Saudi Arabia: It’s time to catch falcons

Hammad desert is the most sought-after location for falcon hunters in the Kingdom and Gulf countries. The hunters make a beeline for the desert located 100 km west of Arar city in the Northern Border province during the month of September every year when the hunting season opens. The month is marked with the arrival of large numbers of falcons including highly-priced varieties.

ARAB PASSION: Sometimes a live pigeon is offered as bait to a wild falcon. The raptor is caught at the end of the hunt when it is exhausted. (SPA)

ARAB PASSION: Sometimes a live pigeon is offered as bait to a wild falcon. The raptor is caught at the end of the hunt when it is exhausted. (SPA)

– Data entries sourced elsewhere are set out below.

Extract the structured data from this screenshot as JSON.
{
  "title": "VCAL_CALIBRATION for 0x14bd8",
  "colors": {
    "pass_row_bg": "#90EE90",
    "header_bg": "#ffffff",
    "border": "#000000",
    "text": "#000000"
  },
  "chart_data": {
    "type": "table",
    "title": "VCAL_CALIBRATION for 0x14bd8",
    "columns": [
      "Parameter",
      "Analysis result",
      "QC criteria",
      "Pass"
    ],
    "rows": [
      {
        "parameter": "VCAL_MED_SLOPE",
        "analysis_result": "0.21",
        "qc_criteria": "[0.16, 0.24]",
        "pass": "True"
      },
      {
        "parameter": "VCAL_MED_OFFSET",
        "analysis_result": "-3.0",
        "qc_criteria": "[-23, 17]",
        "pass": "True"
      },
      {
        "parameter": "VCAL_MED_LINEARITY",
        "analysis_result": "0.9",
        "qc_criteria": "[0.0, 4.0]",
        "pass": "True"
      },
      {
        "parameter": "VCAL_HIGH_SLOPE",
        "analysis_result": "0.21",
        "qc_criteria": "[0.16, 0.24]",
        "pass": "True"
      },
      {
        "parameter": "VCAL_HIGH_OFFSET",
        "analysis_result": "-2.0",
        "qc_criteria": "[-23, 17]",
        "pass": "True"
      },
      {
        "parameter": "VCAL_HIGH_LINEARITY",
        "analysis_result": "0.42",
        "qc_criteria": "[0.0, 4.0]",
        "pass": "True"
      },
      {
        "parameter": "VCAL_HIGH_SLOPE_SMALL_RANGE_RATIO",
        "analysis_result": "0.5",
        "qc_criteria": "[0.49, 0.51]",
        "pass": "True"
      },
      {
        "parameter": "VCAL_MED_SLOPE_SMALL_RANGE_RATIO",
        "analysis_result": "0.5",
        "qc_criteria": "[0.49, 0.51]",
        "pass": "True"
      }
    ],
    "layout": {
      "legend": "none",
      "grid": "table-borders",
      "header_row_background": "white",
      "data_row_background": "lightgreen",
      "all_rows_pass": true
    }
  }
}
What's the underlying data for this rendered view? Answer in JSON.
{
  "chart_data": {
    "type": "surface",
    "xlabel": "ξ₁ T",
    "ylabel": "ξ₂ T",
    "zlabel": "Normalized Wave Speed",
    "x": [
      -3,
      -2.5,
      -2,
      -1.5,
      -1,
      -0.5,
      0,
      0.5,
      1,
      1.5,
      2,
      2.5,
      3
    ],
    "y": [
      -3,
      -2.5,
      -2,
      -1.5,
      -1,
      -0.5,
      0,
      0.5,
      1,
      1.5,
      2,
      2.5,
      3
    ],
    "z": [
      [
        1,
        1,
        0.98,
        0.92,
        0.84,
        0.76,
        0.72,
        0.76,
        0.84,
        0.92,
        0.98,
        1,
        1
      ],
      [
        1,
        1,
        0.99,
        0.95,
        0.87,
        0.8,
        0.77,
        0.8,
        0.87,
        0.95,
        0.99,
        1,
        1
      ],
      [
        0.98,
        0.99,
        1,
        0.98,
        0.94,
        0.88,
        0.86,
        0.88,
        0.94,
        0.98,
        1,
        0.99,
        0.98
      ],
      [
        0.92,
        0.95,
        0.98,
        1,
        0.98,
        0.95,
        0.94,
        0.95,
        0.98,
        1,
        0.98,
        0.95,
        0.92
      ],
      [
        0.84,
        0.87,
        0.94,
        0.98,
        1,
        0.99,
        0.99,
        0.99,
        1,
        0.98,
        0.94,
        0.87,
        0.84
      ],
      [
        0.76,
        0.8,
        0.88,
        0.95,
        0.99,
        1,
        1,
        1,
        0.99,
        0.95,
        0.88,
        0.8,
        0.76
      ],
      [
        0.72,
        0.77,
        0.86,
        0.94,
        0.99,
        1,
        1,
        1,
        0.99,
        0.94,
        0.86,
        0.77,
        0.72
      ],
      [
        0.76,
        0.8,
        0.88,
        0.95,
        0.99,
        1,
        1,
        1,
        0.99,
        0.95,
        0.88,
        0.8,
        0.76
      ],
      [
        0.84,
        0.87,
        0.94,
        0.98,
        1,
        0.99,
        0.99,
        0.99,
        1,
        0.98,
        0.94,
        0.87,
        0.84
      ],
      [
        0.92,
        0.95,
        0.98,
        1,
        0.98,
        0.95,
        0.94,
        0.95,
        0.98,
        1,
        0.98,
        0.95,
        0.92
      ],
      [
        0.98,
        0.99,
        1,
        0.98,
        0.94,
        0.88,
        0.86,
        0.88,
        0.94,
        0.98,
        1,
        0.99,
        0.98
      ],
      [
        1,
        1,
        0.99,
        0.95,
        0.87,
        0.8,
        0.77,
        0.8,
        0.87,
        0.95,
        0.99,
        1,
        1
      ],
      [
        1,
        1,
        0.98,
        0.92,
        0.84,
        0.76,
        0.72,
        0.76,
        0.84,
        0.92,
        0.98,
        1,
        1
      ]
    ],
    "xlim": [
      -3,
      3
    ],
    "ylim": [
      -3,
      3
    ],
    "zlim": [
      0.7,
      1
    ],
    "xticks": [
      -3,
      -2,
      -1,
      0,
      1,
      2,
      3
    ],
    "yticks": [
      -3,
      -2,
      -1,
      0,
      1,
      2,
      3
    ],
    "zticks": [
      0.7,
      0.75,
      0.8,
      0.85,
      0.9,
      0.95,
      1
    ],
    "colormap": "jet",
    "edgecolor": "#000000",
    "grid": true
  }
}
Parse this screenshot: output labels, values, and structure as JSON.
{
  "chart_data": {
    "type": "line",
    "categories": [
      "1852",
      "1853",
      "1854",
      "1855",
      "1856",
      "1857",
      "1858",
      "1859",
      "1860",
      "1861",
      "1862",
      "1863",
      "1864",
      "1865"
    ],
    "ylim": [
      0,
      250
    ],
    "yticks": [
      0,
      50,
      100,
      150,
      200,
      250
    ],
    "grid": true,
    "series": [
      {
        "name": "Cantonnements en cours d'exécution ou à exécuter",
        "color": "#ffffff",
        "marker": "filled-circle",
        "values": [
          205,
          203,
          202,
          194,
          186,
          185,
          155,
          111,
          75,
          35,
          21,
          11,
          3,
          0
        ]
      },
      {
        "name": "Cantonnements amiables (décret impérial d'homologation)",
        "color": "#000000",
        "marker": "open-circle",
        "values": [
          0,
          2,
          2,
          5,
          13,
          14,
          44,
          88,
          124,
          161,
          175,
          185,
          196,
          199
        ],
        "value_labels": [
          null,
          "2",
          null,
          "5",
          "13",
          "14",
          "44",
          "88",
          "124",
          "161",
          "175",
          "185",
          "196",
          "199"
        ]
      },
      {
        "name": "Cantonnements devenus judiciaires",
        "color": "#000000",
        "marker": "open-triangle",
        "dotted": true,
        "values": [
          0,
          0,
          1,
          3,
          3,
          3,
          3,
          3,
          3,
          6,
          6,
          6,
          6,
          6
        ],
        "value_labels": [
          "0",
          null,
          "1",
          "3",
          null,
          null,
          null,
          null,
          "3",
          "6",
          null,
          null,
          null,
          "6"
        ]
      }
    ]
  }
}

Falcons have been a passion for the people of the Arabian Peninsula since time immemorial. It is during the month of September that falcon lovers make their trips to the virgin desert looking for the rare varieties of the bird that make a stop over in the deep desert in the middle of their annual migratory journey. The Hammad desert is close to Hazm Al-Galameed town in the northern part of the Kingdom.

The price of a single bird of the rare varieties which are called by names such as Safi (Pure), Ashaal (Fiery), Fatih (light), Abyad (White), Farisi (Persian), and Sinjari have a starting price of SR315,000, according to the Saudi Press Agency. The falcon hunters strike up their tents deep in the desert where it is extremely cold during the night. They carry water and other rations to to sustain them in the desert for several days. They also have with them the latest positioning devices so as not to lose their way.

They sit around a fire close to the tents in the biting cold and narrate their past exploits in falcon hunting while sipping the simmering coffee. Arab passion for falcons is so deep-seated that some poets compose elegies to commemorate their lost bird. Poet Muhammad Al-Lamee recited a sad poem about the grief and anguish he has been suffering since he lost his bird Arqat on a nocturnal gathering of falconers in the desert. Falconers take special care to only go to locations where hunting is permitted.

They never resort to the indiscriminate killing of wild fauna or enter wild life sanctuaries to hunt down the animals for fear of the extinction of any kind of animal or bird. A veteran falconer in the Northern Border Province, Daham Al-Anazi, said the hunting season of the migratory bird starts on Sept. 1 and lasts until the beginning of the winter. He added that falconers come to Hammad to hunt several varieties of the bird including the Harr, a breed that is in high demand because of its beautiful feathers that can grow up to a span of 17 inches. Falconers require intense training before they can hunt. A hunting team has been known to have hunted six falcons in a single day.

Regarding the hunting techniques adopted by the hunters, falconer Tayyeb Hamoud said a traditional method is to fit a net to the back of a pigeon as bait and keep it ready for the falcons passing by early in the morning. Quails with similar nets and tied to some heavy objects are also used to catch the prized birds, he said.

Another method used to catch falcons that refuse to fall into the traps of pigeons or quails is to offer pigeons directly to the falcon without any net. Then the hunter follows the bird until it is tired and catches it while it rests in the shadows of a shrub. Some people hunt them at night using a metal net in the form of a cylinder-shaped basket after blinding the bird by aiming a strong beam into its eyes.

Another experienced hunter said most of the falcons pass out shortly after being hunted but a little sprinkle of water revives them.

The price of a falcon is determined by its speed, ability to hunt bustards, shortness of shanks, symmetry of the beaks, and fast flutter of wings. Even falcons with a lifespan of 20 years can become weak after a period of only 12 years, according to an expert.